How caseworkers investigate easements: HM Land Registry

Registering easements is an important part of HM Land Registry’s work.  If a beneficial easement cannot be included in a registration, it may well affect the value of that land and can be difficult to put right at a later date. 

Following on from our blog Explaining easements – making the correct applications, a senior HM Land Registry caseworker focuses on more of the practice issues we see in applications that involve easements. As well as examining common pitfalls relating to restrictions, charges and leases, he explains how to avoid mistakes where easements are concerned. 

We are always keen to support our customers, especially when it comes to complex elements of land registration. If there’s a particular topic you’d like us to cover, please do get in touch using the email address at the end of the article. 

In Explaining easements – making the correct applications, we discussed the importance of identifying, at the outset, the full extent of the land affected by the grant of an easement and making the correct applications against all affected titles.  In this article, we will look at the registration requirements for easements in more detail and examine some of the issues we encounter on a regular basis. 

For these purposes, we’ll assume the easement fulfils the general characteristics that make it capable of being a legal easement (see our practice guide 62 for more information), and that all the required application(s) have been made as described in our previous blog.

Initial investigation

As part of our initial investigation, we look closely at the definition in the deed of the land affected by the easement (the servient land), including any plans referred to. 

Sometimes, we find that the servient land is not clearly defined. This might be because a definition is missing: for example, an easement is granted over the “Estate” but there is no specific definition of that term anywhere in the deed.  In such a case, we would have to send a requisition for the relevant definition to be added to the deed.  At other times, the definition is included but unclear. 

We would recommend defining the servient land by direct reference to the relevant title number(s). This removes any doubt as to the land affected, thus preventing delays and avoiding future disputes.  

We also commonly find the ‘Estate’ is defined to include both the land in a specified title number (of which the grantor is the proprietor) “together with any other neighbouring land owned by the grantor” or “with any additional land to be acquired by the grantor at a later date”. This creates a degree of doubt surrounding the grant. We must be clear as to the extent of the servient land over which the easement is being granted at the date of the grant

Such wording may therefore result in our raising a requisition or adding a note to the entry, stating that the easements are: “included in the title only in so far as the Transferor has power to grant the same and are capable of subsisting at law at the date of the grant”. 

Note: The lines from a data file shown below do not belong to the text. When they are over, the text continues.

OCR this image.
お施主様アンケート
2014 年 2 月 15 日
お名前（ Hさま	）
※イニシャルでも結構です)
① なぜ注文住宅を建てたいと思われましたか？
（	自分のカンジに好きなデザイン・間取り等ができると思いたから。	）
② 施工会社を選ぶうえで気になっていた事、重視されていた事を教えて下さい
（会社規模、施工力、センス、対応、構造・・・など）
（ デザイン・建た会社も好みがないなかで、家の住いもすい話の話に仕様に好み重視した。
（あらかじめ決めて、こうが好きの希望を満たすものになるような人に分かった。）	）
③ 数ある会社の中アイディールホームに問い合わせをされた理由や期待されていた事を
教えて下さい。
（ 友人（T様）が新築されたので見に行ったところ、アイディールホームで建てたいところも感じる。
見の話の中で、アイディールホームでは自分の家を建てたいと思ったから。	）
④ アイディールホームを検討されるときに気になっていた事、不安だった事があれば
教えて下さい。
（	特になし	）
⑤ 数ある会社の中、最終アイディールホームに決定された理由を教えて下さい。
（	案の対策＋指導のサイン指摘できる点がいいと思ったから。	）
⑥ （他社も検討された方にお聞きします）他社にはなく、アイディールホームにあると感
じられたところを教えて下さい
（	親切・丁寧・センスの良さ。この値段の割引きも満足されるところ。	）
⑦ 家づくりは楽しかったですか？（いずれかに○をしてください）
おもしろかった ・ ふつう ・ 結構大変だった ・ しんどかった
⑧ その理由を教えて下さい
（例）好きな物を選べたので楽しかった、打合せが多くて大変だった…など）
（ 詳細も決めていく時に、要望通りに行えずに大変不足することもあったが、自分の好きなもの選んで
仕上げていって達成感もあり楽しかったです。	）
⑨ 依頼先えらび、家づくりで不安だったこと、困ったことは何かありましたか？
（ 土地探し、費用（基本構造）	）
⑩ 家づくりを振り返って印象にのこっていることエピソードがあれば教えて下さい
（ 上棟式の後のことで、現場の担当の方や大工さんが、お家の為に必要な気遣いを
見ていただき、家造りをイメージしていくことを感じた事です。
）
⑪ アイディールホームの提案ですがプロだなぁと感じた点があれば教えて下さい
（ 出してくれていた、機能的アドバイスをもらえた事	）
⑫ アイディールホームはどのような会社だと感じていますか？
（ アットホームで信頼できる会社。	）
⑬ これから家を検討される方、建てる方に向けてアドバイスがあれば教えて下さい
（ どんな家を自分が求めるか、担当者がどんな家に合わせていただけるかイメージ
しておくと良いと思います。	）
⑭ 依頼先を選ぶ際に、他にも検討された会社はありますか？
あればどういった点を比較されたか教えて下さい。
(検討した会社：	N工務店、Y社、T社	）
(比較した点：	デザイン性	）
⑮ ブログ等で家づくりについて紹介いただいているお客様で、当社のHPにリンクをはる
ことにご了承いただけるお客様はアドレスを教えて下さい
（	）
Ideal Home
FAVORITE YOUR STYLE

Once we are clear as to the extent of the servient land, we investigate the register(s) of the affected title(s) to establish the grantor’s power to make the grant.

Power to grant

Three common problem areas in this respect are restrictions, charges and leases. 

  • Restrictions 

The grant of an easement is a disposition by the registered proprietor. This means any restriction in the register of the grantor’s title which catches the grant of the easement must be complied with. This includes a restriction in favour of the proprietor of a registered charge.  

Remember that this requirement also applies to any additional registered titles over which the easement has been granted that are subject to such a restriction. This is an important point that is often overlooked, leading to a requisition. 

  • Charges 

When a registered charge affects the grantor’s land, the chargee has not consented to the grant and they exercise their power of sale, the easement may be overridden. 

The charge does not in itself stop us registering the easement, so we won’t usually requisition for the chargee’s consent unless there is a restriction in favour of the registered chargee that catches the grant. 

Instead, we may register the easement but include a note to explain that the chargee’s consent did not accompany the application and that the easement may be overridden should they exercise their power of sale. 

For this reason, it’s important for the grantee to obtain the chargee’s consent to the grant of the easement, whether there is a restriction in favour of the registered charge on a servient title or not. 

  • Leases 

If part of the land affected by the grant has previously been leased to a third party, this may also affect the power to grant.  We investigate the terms of the lease to see whether it reserved the easement to be registered.  If not, the new easement may not bind the lessee. 

Once again, we might include an appropriate note to reflect this in the entry we make. 

Plans

Finally, a few words about plans.  

Easements granted are usually defined by reference to a plan, so it is important that they are clearly shown on that plan using a line, edging or tinting as appropriate. 

We regularly receive applications accompanied by plans that are not clear at all: for example, the colours are difficult to see and/or do not follow the underlying map detail.  This can lead to delays in processing and to requisitions. 

Always make sure the plans are copied in full colour, they are signed by the grantor and give them a final check to ensure the easements are clearly defined before sending your application to HM Land Registry.  A bit of time spent at this stage can certainly save a lot of time later on!